A few weeks ago we did a day hike and a bit of wandering in the Pingxi area (accessible by bus or a small tourist rail line that runs from Ruifang at one end to Jingtong at the other) - it's become increasingly popular in the years since we've been here, but we hadn't explored the area in quite some time (in part because it is so popular now - it's too crowded most weekends).
We've been to Jingtong (an overnight hiking trip taking in Stone Bamboo Mountain and Shulong Peak) as well as Sandiaoling (site of a fantastic waterfall hike) and Shifen for the waterfall and sky lantern festival, Houtong for the Xiaotzukeng hike, and stopped at Dahua as we completed the Sandiaoling hike, and to Pingxi itself for Dutiful Son Mountain, but have avoided the area since the tourists moved in in earnest.
In fact, the above is a pretty great list of solid Pingxi hikes - you'd be wise to save it for future reference.
Now I wish we'd spent more time here over the past few years. If you come early enough or choose a hot day when a lot of Taipei day-trippers stay home or go somewhere air-conditioned (I love how Costco is a "fun family day trip" here - and the kids love it!) it's really not that bad, and there's a lot to recommend the area.

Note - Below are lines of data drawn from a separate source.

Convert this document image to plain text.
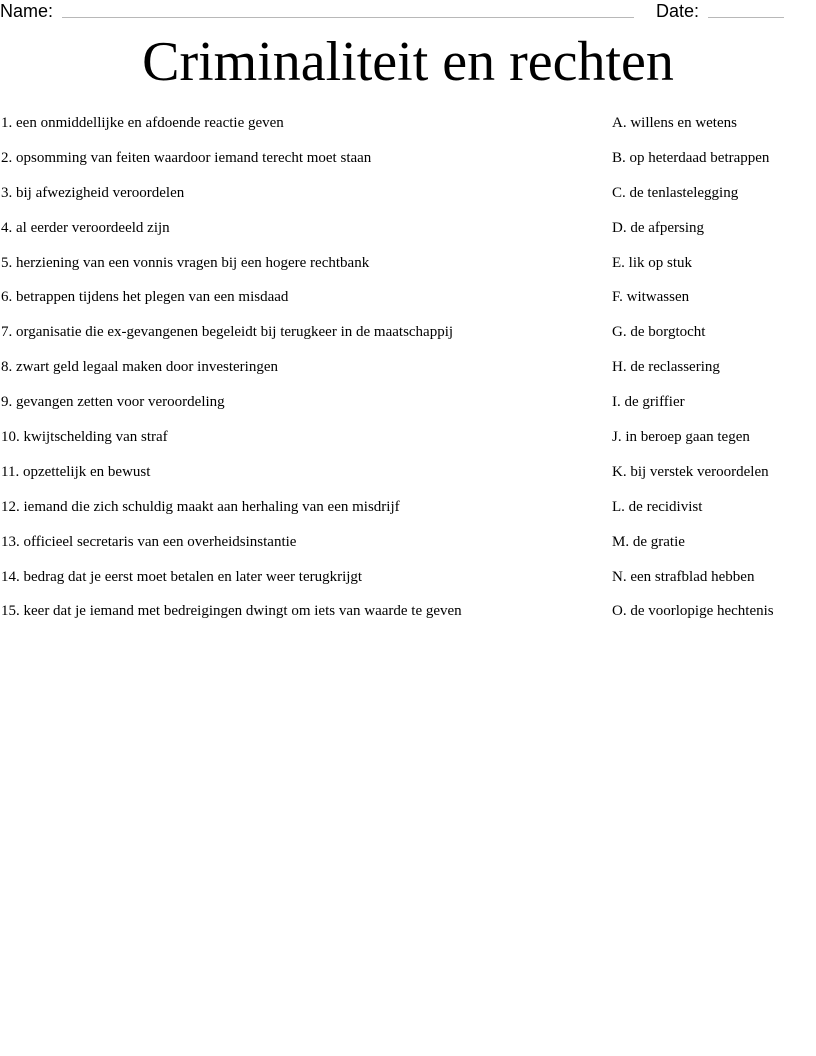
Name:	Date:
Criminaliteit en rechten
1. een onmiddellijke en afdoende reactie geven	A. willens en wetens
2. opsomming van feiten waardoor iemand terecht moet staan	B. op heterdaad betrappen
3. bij afwezigheid veroordelen	C. de tenlastelegging
4. al eerder veroordeeld zijn	D. de afpersing
5. herziening van een vonnis vragen bij een hogere rechtbank	E. lik op stuk
6. betrappen tijdens het plegen van een misdaad	F. witwassen
7. organisatie die ex-gevangenen begeleidt bij terugkeer in de maatschappij	G. de borgtocht
8. zwart geld legaal maken door investeringen	H. de reclassering
9. gevangen zetten voor veroordeling	I. de griffier
10. kwijtschelding van straf	J. in beroep gaan tegen
11. opzettelijk en bewust	K. bij verstek veroordelen
12. iemand die zich schuldig maakt aan herhaling van een misdrijf	L. de recidivist
13. officieel secretaris van een overheidsinstantie	M. de gratie
14. bedrag dat je eerst moet betalen en later weer terugkrijgt	N. een strafblad hebben
15. keer dat je iemand met bedreigingen dwingt om iets van waarde te geven	O. de voorlopige hechtenis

Before we set off on the Dongshige Trail (topic of my next post) we spent a little time in Pingxi. After the hike we spent some time in Houtong, which is now famous for being the "cat" village, with hundreds, if not thousands, of cared-for tame-but-semi-stray cats that you can watch, pet, play with and, if the locals allow it, feed.
I thought I'd first post a few photos for your enjoyment before I wrote a second post on our hike.
First, Pingxi, famous for "sky lanterns" (which you've no doubt read about in your guidebook):
...this squid place looks pretty good.
...so does this Hakka tangyuan place.
I recommend the taro ice cream with cilantro and peanut nougat in a crepe wrap sold here. Especially after a hot and dehydrating hike.
There is also a guabao (meat in a steamed bun with peanut crumble, cilantro and more) stand with lean meat that was great (I love guabao but prefer lean meat) and an aboriginal-run mountain pig kebab stand that I recommend very highly. None of these are the "famous" places with long lines. Who cares - avoid the lines and eat at my recommended spots. You'll be happy you did.
We reached Houtong after the hike as the sun set:
This Japanese soda is popular here - you shove the glass marble sealing it into the bottle and drink. It's actually pretty good (I hadn't had it in years so I enjoyed a bottle here).
There weren't as many cats as we'd been led to believe. The soda stand owner said it was partly due to the heat and partly the weekend crowds. Once we'd all left and the weather cooled they'd come out again.
You can buy various cat souvenirs where most of the cats congregate. Proceeds of course profit the family, but also go to care for the cats (seeing as local families do the caregiving). It's worth it to buy something - money for cat food and care needs to come from somewhere.
And the ride out to Houtong - not as crowded as you might think!